La politique du gouvernement vise à faire des économies drastiques sur les services publics, et en particulier dans l’Éducation nationale.
Cela se traduit par des suppressions massives de postes : 50 000 postes supprimés depuis 2007, 16 000 nouvelles suppressions prévues pour la rentrée 2010, alors que l’on estime à 45 000 le nombre d’élèves supplémentaires dans le pays en septembre. Dans ces conditions, la rentrée prochaine sera catastrophique.
Dans les collèges et lycées d’Argenteuil, cette politique d’économies se traduit par des régressions que nous refusons :
Non aux classes surchargées
En collège, les effectifs des classes ne cessent d’augmenter et le maximum des 26 élèves par classe en zone d’éducation prioritaire (ZEP), pourtant prévu par l’Inspection académique ne sera pas respecté. Non aux suppressions de postes De nombreux postes d’enseignants seront supprimés. D’autres se verront imposer des postes sur 2 voire 3 établissements, comme c’est déjà le cas cette année.
Les heures supplémentaires : non merci ! L’administration impose, aux titulaires, des heures supplémentaires dont la quantité ne cesse d’augmenter. Ainsi, le « travailler plus pour gagner plus » amène la suppression d’emplois et la diminution du nombre d’adultes dans les établissements.
Un lycée dégradé
La réforme des lycées amènera des dégradations supplémentaires : diminution des horaires disciplinaires au profit d’heures d’accompagnement personnalisé sans contenu, des enseignements “d’exploration” tronqués, un tronc commun en première qui permettra de regrouper plus d’élèves par classe, la mise en place des “conseils pédagogiques”.
Une formation des enseignants au rabais
La réforme de la formation des enseignants désorganisera considérablement le travail dans les établissements.

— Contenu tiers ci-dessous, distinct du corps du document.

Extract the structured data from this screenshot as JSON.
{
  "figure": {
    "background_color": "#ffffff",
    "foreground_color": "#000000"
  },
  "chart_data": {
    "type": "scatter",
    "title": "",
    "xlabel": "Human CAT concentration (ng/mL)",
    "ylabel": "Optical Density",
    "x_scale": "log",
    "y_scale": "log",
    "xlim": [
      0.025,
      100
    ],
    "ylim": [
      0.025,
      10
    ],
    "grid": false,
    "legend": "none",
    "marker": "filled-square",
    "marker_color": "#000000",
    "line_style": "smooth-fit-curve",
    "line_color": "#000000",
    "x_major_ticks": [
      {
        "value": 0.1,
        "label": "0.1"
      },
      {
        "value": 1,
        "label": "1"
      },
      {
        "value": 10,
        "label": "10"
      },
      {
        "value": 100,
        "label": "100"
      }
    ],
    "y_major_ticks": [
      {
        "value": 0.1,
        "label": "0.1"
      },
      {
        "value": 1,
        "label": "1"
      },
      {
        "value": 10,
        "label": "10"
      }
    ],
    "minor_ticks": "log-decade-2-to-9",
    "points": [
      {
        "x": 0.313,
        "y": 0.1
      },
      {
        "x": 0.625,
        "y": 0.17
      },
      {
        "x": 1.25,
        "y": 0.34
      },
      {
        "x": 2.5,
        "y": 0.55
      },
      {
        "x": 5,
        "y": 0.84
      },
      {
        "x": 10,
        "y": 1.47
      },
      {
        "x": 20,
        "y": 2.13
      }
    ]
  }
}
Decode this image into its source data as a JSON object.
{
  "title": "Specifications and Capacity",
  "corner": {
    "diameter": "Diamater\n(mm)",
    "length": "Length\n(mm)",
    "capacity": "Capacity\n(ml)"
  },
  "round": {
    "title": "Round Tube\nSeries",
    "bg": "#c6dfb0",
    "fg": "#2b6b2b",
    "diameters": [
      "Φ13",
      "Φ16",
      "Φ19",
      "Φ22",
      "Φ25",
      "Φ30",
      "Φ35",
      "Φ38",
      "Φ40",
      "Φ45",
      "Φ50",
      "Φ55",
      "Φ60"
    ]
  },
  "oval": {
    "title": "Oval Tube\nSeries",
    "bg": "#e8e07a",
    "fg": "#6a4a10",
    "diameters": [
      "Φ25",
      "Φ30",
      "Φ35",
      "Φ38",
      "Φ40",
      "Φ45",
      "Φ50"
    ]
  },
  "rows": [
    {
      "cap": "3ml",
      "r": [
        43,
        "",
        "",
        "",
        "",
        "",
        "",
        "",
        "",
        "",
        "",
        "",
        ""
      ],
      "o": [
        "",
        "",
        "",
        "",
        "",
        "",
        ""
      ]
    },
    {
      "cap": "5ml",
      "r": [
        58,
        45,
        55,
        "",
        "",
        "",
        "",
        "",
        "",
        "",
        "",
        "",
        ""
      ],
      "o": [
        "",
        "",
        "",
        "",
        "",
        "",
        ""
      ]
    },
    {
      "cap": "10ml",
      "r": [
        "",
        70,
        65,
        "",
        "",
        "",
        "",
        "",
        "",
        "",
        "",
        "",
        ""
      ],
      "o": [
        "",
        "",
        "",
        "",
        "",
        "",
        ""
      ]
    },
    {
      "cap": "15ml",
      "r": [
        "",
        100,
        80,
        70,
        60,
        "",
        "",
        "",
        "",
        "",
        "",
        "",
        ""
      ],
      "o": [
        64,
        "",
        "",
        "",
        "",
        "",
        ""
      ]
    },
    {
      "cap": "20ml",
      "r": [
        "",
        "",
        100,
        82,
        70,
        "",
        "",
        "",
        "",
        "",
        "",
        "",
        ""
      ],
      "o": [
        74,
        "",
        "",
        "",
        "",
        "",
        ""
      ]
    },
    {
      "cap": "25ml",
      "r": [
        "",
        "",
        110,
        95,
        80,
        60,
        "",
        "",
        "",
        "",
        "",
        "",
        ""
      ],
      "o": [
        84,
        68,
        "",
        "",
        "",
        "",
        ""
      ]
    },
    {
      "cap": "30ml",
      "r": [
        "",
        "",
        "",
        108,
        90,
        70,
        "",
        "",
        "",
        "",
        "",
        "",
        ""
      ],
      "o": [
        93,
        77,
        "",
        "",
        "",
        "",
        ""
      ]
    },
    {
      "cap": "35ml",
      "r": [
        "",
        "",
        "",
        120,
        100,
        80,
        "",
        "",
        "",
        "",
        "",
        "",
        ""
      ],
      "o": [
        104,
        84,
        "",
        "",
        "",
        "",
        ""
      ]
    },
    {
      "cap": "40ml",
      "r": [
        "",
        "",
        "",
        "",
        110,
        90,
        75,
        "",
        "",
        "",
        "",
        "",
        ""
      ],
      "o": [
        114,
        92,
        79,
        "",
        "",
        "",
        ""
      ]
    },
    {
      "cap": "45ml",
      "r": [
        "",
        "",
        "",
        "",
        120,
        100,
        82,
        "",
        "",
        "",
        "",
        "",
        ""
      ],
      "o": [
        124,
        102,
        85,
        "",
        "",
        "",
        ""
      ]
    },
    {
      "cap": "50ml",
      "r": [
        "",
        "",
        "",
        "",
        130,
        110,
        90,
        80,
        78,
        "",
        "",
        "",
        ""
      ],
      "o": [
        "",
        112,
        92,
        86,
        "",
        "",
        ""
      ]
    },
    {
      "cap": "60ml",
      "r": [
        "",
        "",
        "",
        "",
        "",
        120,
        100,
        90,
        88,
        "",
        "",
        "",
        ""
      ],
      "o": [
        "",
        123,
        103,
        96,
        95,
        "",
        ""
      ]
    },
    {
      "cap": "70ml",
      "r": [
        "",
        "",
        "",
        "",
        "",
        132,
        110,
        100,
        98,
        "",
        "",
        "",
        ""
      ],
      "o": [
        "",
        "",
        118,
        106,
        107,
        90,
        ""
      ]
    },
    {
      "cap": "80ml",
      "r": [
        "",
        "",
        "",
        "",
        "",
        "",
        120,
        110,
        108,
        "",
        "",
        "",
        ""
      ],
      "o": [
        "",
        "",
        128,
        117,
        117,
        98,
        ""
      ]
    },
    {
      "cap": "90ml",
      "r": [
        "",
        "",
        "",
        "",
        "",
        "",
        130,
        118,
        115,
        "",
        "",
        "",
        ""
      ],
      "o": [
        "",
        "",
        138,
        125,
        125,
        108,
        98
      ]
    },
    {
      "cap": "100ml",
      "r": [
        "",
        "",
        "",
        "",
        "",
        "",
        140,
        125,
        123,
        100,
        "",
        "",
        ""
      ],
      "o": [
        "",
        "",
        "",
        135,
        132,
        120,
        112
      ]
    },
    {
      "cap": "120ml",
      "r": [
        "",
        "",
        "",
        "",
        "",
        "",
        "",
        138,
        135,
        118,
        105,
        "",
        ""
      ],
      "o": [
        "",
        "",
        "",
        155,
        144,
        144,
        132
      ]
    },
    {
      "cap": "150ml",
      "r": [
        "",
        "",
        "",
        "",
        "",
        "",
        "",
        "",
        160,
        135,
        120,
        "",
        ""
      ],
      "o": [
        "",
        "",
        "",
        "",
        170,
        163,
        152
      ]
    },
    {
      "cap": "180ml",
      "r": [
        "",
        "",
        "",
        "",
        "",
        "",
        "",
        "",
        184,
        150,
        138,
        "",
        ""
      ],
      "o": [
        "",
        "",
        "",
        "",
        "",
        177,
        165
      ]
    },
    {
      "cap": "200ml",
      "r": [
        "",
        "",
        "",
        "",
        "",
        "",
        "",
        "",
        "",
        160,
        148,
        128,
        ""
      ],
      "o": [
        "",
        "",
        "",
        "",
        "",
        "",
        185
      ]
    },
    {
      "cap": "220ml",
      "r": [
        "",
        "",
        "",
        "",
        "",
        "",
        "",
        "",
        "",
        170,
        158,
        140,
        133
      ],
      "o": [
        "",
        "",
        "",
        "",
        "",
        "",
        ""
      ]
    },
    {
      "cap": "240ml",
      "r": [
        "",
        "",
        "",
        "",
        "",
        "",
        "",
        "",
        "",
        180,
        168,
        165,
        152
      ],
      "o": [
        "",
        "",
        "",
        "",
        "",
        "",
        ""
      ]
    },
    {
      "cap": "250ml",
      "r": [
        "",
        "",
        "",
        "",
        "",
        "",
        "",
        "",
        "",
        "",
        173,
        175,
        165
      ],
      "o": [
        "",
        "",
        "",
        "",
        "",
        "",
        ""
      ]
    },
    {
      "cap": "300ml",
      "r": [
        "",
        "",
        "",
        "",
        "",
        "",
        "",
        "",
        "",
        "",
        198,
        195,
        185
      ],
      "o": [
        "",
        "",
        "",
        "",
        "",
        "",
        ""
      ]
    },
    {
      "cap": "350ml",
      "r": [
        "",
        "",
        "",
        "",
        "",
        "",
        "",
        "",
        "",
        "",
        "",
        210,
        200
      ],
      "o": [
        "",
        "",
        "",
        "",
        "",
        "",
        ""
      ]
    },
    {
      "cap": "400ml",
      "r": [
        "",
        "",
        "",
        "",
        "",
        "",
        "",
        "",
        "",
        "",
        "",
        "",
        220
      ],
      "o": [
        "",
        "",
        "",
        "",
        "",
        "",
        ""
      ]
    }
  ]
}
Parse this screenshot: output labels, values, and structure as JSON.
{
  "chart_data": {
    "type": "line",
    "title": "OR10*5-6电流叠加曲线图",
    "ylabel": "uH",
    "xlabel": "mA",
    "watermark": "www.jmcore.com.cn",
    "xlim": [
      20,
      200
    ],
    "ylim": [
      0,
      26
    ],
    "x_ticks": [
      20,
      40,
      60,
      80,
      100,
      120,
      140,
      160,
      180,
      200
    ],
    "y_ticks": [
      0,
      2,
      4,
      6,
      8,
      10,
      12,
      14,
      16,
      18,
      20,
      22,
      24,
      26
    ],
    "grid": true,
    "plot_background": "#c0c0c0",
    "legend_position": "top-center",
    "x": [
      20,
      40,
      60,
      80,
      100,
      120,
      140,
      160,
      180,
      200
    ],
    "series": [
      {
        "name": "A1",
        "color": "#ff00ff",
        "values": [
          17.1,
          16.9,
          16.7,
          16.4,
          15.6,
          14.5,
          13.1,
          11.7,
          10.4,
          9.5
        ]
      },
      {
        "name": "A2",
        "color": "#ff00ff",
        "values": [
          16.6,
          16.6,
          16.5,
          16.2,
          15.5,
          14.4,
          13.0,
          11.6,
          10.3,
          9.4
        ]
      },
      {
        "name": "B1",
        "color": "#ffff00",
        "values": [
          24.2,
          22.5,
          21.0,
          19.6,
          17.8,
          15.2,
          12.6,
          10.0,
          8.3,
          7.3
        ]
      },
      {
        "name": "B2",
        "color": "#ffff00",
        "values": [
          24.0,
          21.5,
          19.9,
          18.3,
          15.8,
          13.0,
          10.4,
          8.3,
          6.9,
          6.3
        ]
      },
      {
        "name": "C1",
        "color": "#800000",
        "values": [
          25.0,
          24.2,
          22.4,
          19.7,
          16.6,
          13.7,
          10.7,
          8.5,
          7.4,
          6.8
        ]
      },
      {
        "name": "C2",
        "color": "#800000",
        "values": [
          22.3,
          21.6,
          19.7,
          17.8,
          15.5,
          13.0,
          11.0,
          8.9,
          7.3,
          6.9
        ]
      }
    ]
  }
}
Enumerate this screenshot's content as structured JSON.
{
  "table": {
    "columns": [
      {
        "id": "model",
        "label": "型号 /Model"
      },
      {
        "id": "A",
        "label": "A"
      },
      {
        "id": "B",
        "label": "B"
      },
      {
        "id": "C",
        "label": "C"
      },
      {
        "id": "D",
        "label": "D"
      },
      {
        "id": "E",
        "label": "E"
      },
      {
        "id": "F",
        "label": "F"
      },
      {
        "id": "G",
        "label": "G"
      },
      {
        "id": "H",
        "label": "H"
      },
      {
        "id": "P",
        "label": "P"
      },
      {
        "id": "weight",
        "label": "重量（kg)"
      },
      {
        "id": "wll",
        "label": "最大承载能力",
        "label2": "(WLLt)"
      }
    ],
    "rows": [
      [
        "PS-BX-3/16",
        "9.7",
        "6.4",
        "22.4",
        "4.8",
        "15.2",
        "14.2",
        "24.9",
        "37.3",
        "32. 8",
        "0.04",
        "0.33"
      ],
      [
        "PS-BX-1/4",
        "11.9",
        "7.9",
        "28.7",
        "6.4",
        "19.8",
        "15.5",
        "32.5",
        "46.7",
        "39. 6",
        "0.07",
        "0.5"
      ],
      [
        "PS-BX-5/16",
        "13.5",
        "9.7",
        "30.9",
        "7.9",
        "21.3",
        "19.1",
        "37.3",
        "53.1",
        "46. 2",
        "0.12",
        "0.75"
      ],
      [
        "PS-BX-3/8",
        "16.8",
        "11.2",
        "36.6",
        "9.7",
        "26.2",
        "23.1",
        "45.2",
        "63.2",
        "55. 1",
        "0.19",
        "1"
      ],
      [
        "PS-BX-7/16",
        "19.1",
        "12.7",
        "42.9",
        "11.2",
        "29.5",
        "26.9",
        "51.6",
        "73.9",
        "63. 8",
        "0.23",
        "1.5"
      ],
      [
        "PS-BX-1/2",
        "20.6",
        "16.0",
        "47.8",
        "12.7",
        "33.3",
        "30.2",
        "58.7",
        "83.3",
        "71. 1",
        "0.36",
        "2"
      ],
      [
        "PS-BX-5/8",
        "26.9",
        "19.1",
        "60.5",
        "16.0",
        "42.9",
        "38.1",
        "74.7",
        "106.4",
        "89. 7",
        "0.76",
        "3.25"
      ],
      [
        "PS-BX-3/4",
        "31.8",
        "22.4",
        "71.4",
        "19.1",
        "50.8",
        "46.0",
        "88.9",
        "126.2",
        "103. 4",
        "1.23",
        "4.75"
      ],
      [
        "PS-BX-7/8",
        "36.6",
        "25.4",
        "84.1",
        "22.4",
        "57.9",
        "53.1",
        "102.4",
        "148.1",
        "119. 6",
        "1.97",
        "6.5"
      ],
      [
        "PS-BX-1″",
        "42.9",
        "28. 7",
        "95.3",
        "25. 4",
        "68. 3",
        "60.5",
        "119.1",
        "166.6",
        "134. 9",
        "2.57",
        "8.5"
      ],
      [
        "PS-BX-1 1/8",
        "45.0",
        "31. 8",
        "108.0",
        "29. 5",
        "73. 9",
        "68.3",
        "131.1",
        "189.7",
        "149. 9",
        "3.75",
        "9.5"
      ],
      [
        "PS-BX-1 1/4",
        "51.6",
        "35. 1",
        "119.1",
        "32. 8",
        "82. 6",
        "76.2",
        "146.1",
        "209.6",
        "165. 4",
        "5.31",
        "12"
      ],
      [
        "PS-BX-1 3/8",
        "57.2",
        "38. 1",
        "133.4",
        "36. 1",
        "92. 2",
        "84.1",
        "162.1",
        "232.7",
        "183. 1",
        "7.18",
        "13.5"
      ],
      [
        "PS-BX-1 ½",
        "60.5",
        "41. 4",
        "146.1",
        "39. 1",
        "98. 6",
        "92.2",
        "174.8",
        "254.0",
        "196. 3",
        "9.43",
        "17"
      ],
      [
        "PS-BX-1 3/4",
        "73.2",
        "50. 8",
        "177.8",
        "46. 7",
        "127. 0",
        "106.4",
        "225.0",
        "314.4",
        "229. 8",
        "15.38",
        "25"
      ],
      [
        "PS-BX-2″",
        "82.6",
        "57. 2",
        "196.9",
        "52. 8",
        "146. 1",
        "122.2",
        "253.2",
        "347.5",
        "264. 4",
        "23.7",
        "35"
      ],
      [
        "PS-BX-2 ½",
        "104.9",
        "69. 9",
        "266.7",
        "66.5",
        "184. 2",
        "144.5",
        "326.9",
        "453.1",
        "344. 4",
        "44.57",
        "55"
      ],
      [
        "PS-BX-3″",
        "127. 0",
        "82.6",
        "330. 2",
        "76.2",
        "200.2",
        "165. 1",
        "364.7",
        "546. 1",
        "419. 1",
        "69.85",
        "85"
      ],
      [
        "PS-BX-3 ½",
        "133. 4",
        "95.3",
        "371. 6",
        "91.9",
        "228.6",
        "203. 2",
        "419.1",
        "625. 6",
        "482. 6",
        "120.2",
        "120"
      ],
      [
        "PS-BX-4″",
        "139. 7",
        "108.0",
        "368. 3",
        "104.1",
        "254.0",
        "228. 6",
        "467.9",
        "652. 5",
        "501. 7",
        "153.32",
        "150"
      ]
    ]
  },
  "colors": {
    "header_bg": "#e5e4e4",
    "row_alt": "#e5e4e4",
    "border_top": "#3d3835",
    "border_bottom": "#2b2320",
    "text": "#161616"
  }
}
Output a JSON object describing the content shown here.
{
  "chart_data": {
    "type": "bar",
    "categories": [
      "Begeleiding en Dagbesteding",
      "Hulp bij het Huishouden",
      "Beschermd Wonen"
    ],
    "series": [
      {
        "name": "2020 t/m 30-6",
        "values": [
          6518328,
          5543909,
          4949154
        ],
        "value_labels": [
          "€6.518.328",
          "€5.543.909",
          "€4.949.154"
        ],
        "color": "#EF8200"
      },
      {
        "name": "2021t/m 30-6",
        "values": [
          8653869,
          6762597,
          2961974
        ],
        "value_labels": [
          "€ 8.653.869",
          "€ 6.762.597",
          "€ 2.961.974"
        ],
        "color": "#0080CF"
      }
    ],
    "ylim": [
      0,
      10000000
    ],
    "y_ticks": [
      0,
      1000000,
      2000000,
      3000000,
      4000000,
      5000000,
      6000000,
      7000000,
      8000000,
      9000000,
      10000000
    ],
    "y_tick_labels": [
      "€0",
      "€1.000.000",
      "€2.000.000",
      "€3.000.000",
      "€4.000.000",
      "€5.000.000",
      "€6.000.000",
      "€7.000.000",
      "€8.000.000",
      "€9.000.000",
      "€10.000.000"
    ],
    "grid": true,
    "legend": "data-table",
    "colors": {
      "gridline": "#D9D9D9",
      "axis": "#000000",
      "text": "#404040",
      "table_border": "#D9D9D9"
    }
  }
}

Les nouveaux professeurs n’auront plus l’année de formation dont ils bénéficiaient jusqu’à présent, mais devront prendre directement en charge les élèves à plein temps, leur “formation” débutant seulement en février. Ils seront eux-mêmes “remplacés” par des étudiants qui préparent le concours pour devenir professeurs, et qui n’auront pour certains encore jamais été au contact d’une classe.
Toutes ces mesures constituent des attaques graves contre les conditions de travail des élèves et des enseignants, et remettent en cause le service public de l’Éducation nationale, en particulier dans les quartiers populaires comme à Argenteuil. Cela risque de créer une école à deux vitesses, comme cela existe dans d’autres pays. Face à ces dégradations, nous devons nous faire entendre pour des moyens accordés à l’éducation.